BA(Tor), MA(Northwestern), PhD(Northwestern)
Daniel Brandes is an assistant professor in the Foundation Year Program. He also teaches metaphysical and religious topics in the Early Modern and Contemporary Studies Programs. After receiving his BA in philosophy and religious studies at the University of Toronto, Dr. Brandes completed a PhD in philosophy at Northwestern University in Evanston, Chicago. His dissertation was entitled, “When Everything is Possible: On Plurality and Evil in the Work of Hannah Arendt” (2003). In 2003, Dr. Brandes began teaching at the University of King’s College as a teaching fellow in FYP. He has been an assistant professor since 2006.
Current Research Projects
Dr. Brandes is currently working on several forthcoming publications, including a book-length manuscript on Arendt and a series of thematically related essays on the constellation of freedom and evil in contemporary continental theory.
Selected Publications
- “The Miraculous Birth of the Given: Reflections on Hannah Arendt and Franz Rosenzweig” in Judaism, Liberalism and Political Theology, ed. R. Rashkover and M. Kavka. Indiana University Press, 2014.
- “Fackenheim on Self-Making, Divine and Human” in Hegel and Canadian Political Thought: Unity of Opposites?, ed. N. Robertson and S. Dodd.
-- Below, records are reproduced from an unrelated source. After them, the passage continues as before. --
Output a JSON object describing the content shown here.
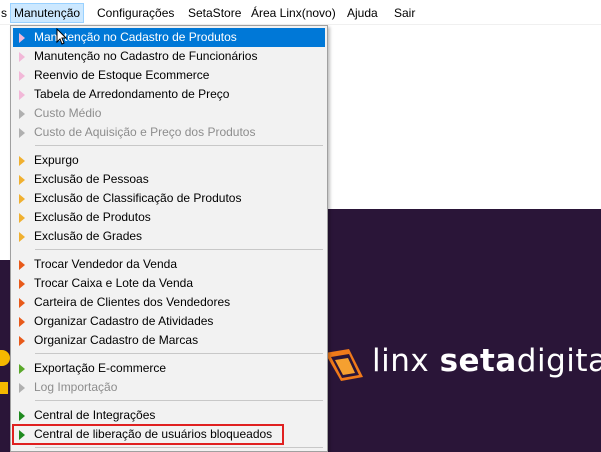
{
  "menubar": {
    "items": [
      {
        "label": "s"
      },
      {
        "label": "Manutenção"
      },
      {
        "label": "Configurações"
      },
      {
        "label": "SetaStore"
      },
      {
        "label": "Área Linx(novo)"
      },
      {
        "label": "Ajuda"
      },
      {
        "label": "Sair"
      }
    ]
  },
  "menu": {
    "items": [
      {
        "label": "Manutenção no Cadastro de Produtos",
        "color": "#f2b8d8"
      },
      {
        "label": "Manutenção no Cadastro de Funcionários",
        "color": "#f2b8d8"
      },
      {
        "label": "Reenvio de Estoque Ecommerce",
        "color": "#f2b8d8"
      },
      {
        "label": "Tabela de Arredondamento de Preço",
        "color": "#f2b8d8"
      },
      {
        "label": "Custo Médio",
        "color": "#a0a0a0"
      },
      {
        "label": "Custo de Aquisição e Preço dos Produtos",
        "color": "#a0a0a0"
      },
      {
        "label": "Expurgo",
        "color": "#f0b030"
      },
      {
        "label": "Exclusão de Pessoas",
        "color": "#f0b030"
      },
      {
        "label": "Exclusão de Classificação de Produtos",
        "color": "#f0b030"
      },
      {
        "label": "Exclusão de Produtos",
        "color": "#f0b030"
      },
      {
        "label": "Exclusão de Grades",
        "color": "#f0b030"
      },
      {
        "label": "Trocar Vendedor da Venda",
        "color": "#e85a1a"
      },
      {
        "label": "Trocar Caixa e Lote da Venda",
        "color": "#e85a1a"
      },
      {
        "label": "Carteira de Clientes dos Vendedores",
        "color": "#e85a1a"
      },
      {
        "label": "Organizar Cadastro de Atividades",
        "color": "#e85a1a"
      },
      {
        "label": "Organizar Cadastro de Marcas",
        "color": "#e85a1a"
      },
      {
        "label": "Exportação E-commerce",
        "color": "#5aa82a"
      },
      {
        "label": "Log Importação",
        "color": "#a0a0a0"
      },
      {
        "label": "Central de Integrações",
        "color": "#1e8a1e"
      },
      {
        "label": "Central de liberação de usuários bloqueados",
        "color": "#1e8a1e"
      }
    ]
  },
  "branding": {
    "logo_prefix": "linx ",
    "logo_bold": "seta",
    "logo_suffix": "digital"
  },
  "colors": {
    "accent": "#0078d7",
    "banner": "#2a1538",
    "logo_orange": "#f07a1a",
    "highlight_border": "#e02020"
  }
}
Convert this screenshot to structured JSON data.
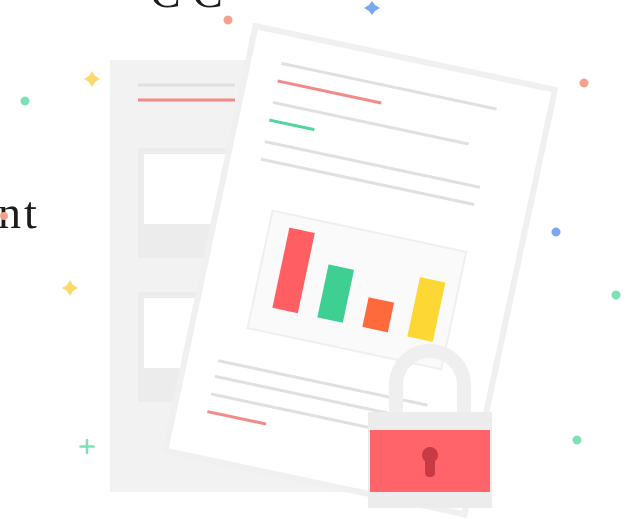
{
  "illustration": {
    "icon": "secure-document-illustration",
    "colors": {
      "back_page": "#f2f2f2",
      "front_page": "#ffffff",
      "line_gray": "#e0e0e0",
      "accent_red": "#f28b88",
      "accent_green": "#4fd69c",
      "bar_red": "#ff5f63",
      "bar_green": "#3ecf93",
      "bar_orange": "#ff6a3d",
      "bar_yellow": "#fdd835",
      "lock_body": "#ff646a",
      "lock_shackle": "#ededed",
      "keyhole": "#c93b44"
    },
    "bar_levels": [
      1.0,
      0.66,
      0.37,
      0.74
    ]
  },
  "cropped_text": {
    "left": "nt",
    "top": "C C"
  }
}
University of Toronto Press, 2018.
- “Nietzsche, Arendt, and the Promise of the Future”Animus 14 (Fall 2011).
- “On Messianic Strains in Arendt’s Theory of Political Action,” Tikvah: University of Toronto Journal for Jewish Thought (Winter, 2010)
Interests
German Idealism, Heidegger and post-Heideggerian thought, phenomenology and theology, 20th century developments in Jewish thought.